The two representatives from the United States were Angela Sanfilippo and myself. Angela is the executive director of the Gloucester Fishermen’s Wives located in Gloucester, MA. Also in attendance was Chandrika Sharma. Chandrika attended this historic event as a representative of the International Collective in Support of Fish Workers located in Chennai, India. Unfortunately, she was a passenger on Malaysia Airlines Flight MH370 which crashed on March 8, 2014.
A New Imperative
Pope Francis has reinforced the importance of World Fisheries Day with his encyclical Laudato Si. He calls attention to the world’s oceans, identifying them as “our common home.” He cites the increasing amount of plastic waste, the pollution from runoff of land based activities creating ‘dead zones’ where marine life cannot exist. He writes: ”Underground water sources in many places are threatened by the pollution produced in certain mining, farming and industrial activities, especially in countries lacking adequate regulation or controls. It is not only a question of industrial waste. Detergents and chemical products, commonly used in many places of the world, continue to pour into our rivers, lakes and seas.”

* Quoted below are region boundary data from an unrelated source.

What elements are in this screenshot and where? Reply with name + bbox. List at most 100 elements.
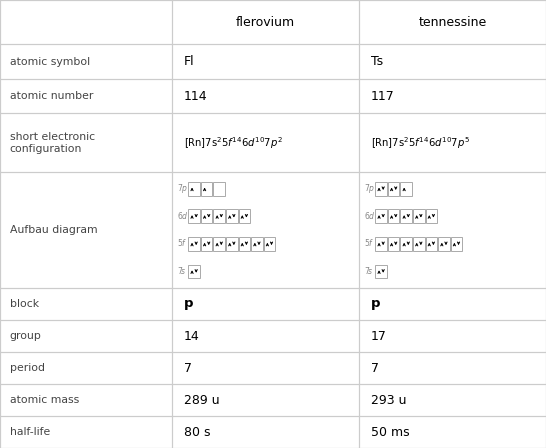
FancyBboxPatch shape <box>451 237 462 251</box>
Text: p: p <box>184 297 193 310</box>
Bar <box>359 416 546 448</box>
FancyBboxPatch shape <box>213 182 225 196</box>
FancyBboxPatch shape <box>401 182 412 196</box>
FancyBboxPatch shape <box>264 237 275 251</box>
Bar <box>0 44 172 79</box>
FancyBboxPatch shape <box>388 210 400 223</box>
Text: p: p <box>371 297 381 310</box>
FancyBboxPatch shape <box>239 237 250 251</box>
FancyBboxPatch shape <box>213 237 225 251</box>
FancyBboxPatch shape <box>251 237 263 251</box>
Text: flerovium: flerovium <box>236 16 295 29</box>
Bar <box>359 113 546 172</box>
Bar <box>172 113 359 172</box>
Text: 114: 114 <box>184 90 207 103</box>
Text: Fl: Fl <box>184 55 194 68</box>
FancyBboxPatch shape <box>226 237 238 251</box>
Bar <box>0 0 172 44</box>
Text: 7: 7 <box>177 184 182 193</box>
Bar <box>0 172 172 288</box>
Text: 14: 14 <box>184 329 200 343</box>
Bar <box>359 172 546 288</box>
FancyBboxPatch shape <box>188 265 200 278</box>
FancyBboxPatch shape <box>426 237 437 251</box>
Bar <box>359 79 546 113</box>
Text: f: f <box>368 239 371 249</box>
Text: s: s <box>181 267 185 276</box>
Text: 80 s: 80 s <box>184 426 211 439</box>
Bar <box>172 352 359 384</box>
FancyBboxPatch shape <box>376 182 387 196</box>
Text: 6: 6 <box>365 212 369 221</box>
Text: block: block <box>10 299 39 309</box>
FancyBboxPatch shape <box>376 210 387 223</box>
FancyBboxPatch shape <box>201 210 212 223</box>
Text: Ts: Ts <box>371 55 383 68</box>
FancyBboxPatch shape <box>401 210 412 223</box>
Bar <box>172 384 359 416</box>
Text: 289 u: 289 u <box>184 393 219 406</box>
Text: atomic mass: atomic mass <box>10 395 79 405</box>
Text: [Rn]7s$^2$5$f^{14}$6$d^{10}$7$p^2$: [Rn]7s$^2$5$f^{14}$6$d^{10}$7$p^2$ <box>184 135 283 151</box>
FancyBboxPatch shape <box>201 182 212 196</box>
Text: [Rn]7s$^2$5$f^{14}$6$d^{10}$7$p^5$: [Rn]7s$^2$5$f^{14}$6$d^{10}$7$p^5$ <box>371 135 470 151</box>
Bar <box>0 79 172 113</box>
Bar <box>359 288 546 320</box>
Bar <box>172 288 359 320</box>
Bar <box>0 320 172 352</box>
FancyBboxPatch shape <box>213 210 225 223</box>
Bar <box>0 288 172 320</box>
Text: 117: 117 <box>371 90 395 103</box>
Text: Aufbau diagram: Aufbau diagram <box>10 225 97 235</box>
FancyBboxPatch shape <box>413 210 425 223</box>
FancyBboxPatch shape <box>188 182 200 196</box>
Text: 5: 5 <box>365 239 369 249</box>
Bar <box>359 352 546 384</box>
Bar <box>359 0 546 44</box>
Text: p: p <box>181 184 186 193</box>
FancyBboxPatch shape <box>188 237 200 251</box>
Bar <box>0 384 172 416</box>
Text: s: s <box>368 267 372 276</box>
Text: 5: 5 <box>177 239 182 249</box>
FancyBboxPatch shape <box>413 237 425 251</box>
Text: 7: 7 <box>177 267 182 276</box>
Text: short electronic
configuration: short electronic configuration <box>10 132 95 154</box>
Bar <box>359 44 546 79</box>
Bar <box>359 384 546 416</box>
Text: atomic number: atomic number <box>10 91 93 101</box>
Bar <box>359 320 546 352</box>
Text: d: d <box>368 212 373 221</box>
Text: atomic symbol: atomic symbol <box>10 56 90 67</box>
FancyBboxPatch shape <box>388 182 400 196</box>
FancyBboxPatch shape <box>388 237 400 251</box>
Text: 6: 6 <box>177 212 182 221</box>
Text: p: p <box>368 184 373 193</box>
Text: f: f <box>181 239 184 249</box>
Text: group: group <box>10 331 41 341</box>
FancyBboxPatch shape <box>376 265 387 278</box>
Text: 7: 7 <box>184 362 192 375</box>
FancyBboxPatch shape <box>401 237 412 251</box>
Bar <box>0 113 172 172</box>
Bar <box>0 352 172 384</box>
FancyBboxPatch shape <box>239 210 250 223</box>
FancyBboxPatch shape <box>201 237 212 251</box>
Text: 7: 7 <box>371 362 379 375</box>
Bar <box>172 0 359 44</box>
FancyBboxPatch shape <box>376 237 387 251</box>
FancyBboxPatch shape <box>438 237 450 251</box>
Bar <box>172 416 359 448</box>
Text: half-life: half-life <box>10 427 50 437</box>
Bar <box>172 44 359 79</box>
Text: 7: 7 <box>365 184 369 193</box>
Text: 50 ms: 50 ms <box>371 426 410 439</box>
FancyBboxPatch shape <box>426 210 437 223</box>
Bar <box>172 79 359 113</box>
Text: 293 u: 293 u <box>371 393 407 406</box>
Bar <box>172 320 359 352</box>
Bar <box>0 416 172 448</box>
FancyBboxPatch shape <box>226 210 238 223</box>
FancyBboxPatch shape <box>188 210 200 223</box>
Text: tennessine: tennessine <box>418 16 486 29</box>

He also identifies bycatch—the incidental catch of non-target species—and destructive fishing practices as threats to the productivity of the oceans. He writes: “Marine life in rivers, lakes, seas and oceans, which feeds a great part of the world’s population, is affected by uncontrolled fishing, leading to a drastic depletion of certain species. Selective forms of fishing which discard much of what they collect continue unabated. Particularly threatened are marine organisms which we tend to overlook, like some forms of plankton; they represent a significant element in the ocean food chain, and species used for our food ultimately depend on them.”
The Vatican has issued an announcement for World Fisheries Day 2015. Cardinal Vegliò, President of the Pontifical Council for Migrants, wrote the announcement and draws attention to the core principles of World Fisheries Day.
A Time to Contemplate
Unfortunately, as I mentioned, we do have bad news. This year we have seen and heard about the inhumane treatment of fishermen aboard fishing vessels. This topic has captured all of us. Many countries and organizations have aggressively addressed this sad documentary of abuse. The Apostleship of the Sea-USA has issued a proclamation denouncing this activity; the Vatican has issued a statement asking seafood companies and consumers to be more conscious not only of the quality of the seafood that they are buying but also of the labor conditions of those in the fishing industry. Governments have taken on aggressive actions to eliminate these inhumane working conditions. Seafood companies are advocating for social justice and refusing to sell products from fishing vessels that are abusing their crew.
A Time to Remember
On September 7, 2015 we were saddened to lose a strong advocate for fishermen and the oceans. Zeke Grader was the executive director of the Pacific Coast Federation of Fisherman’s Associations (PCFFA) and the Institute of Fisheries Resources (IFR). Zeke gave human values to fish, to fishery habitat, to ecosystems, to oceans. He taught us to use the centuries-old culture of the coastal communities as the cornerstone of fishery policies for sustaining commercial fishing. His vison was imbedded in his life long quest for teaching others the ecological, social and economic importance of sustaining domestic fisheries. He did this by his commitment and dedication to fishing families. He spent endless hours with fishermen, policy makers and NGO’s.
A Time to Act
With each World Fisheries Day, we have more insight into fishing, fishermen and their families, coastal communities, the conditions of the oceans and the status of the fish stocks. We become closer to sources of food, professions, and principles. We understand why sustainable fishing is a food security issue as well as an environmental issue.
In a sense, World Fisheries Day is our way of thinking globally, celebrating the same day, and acting locally as we reach out to our communities through local events. As fishermen we send a message to our communities, to our nations and to the world that we’re here, we’re proud and why we matter.
An international organization of fishermen—WFF—organized in New Dehli on November 21, 1997 to show unity, pride and solidarity. On that day, we started World Fisheries Day and we continue that celebration. All of us have more reasons to celebrate and be thankful for the goodness that the Oceans give us.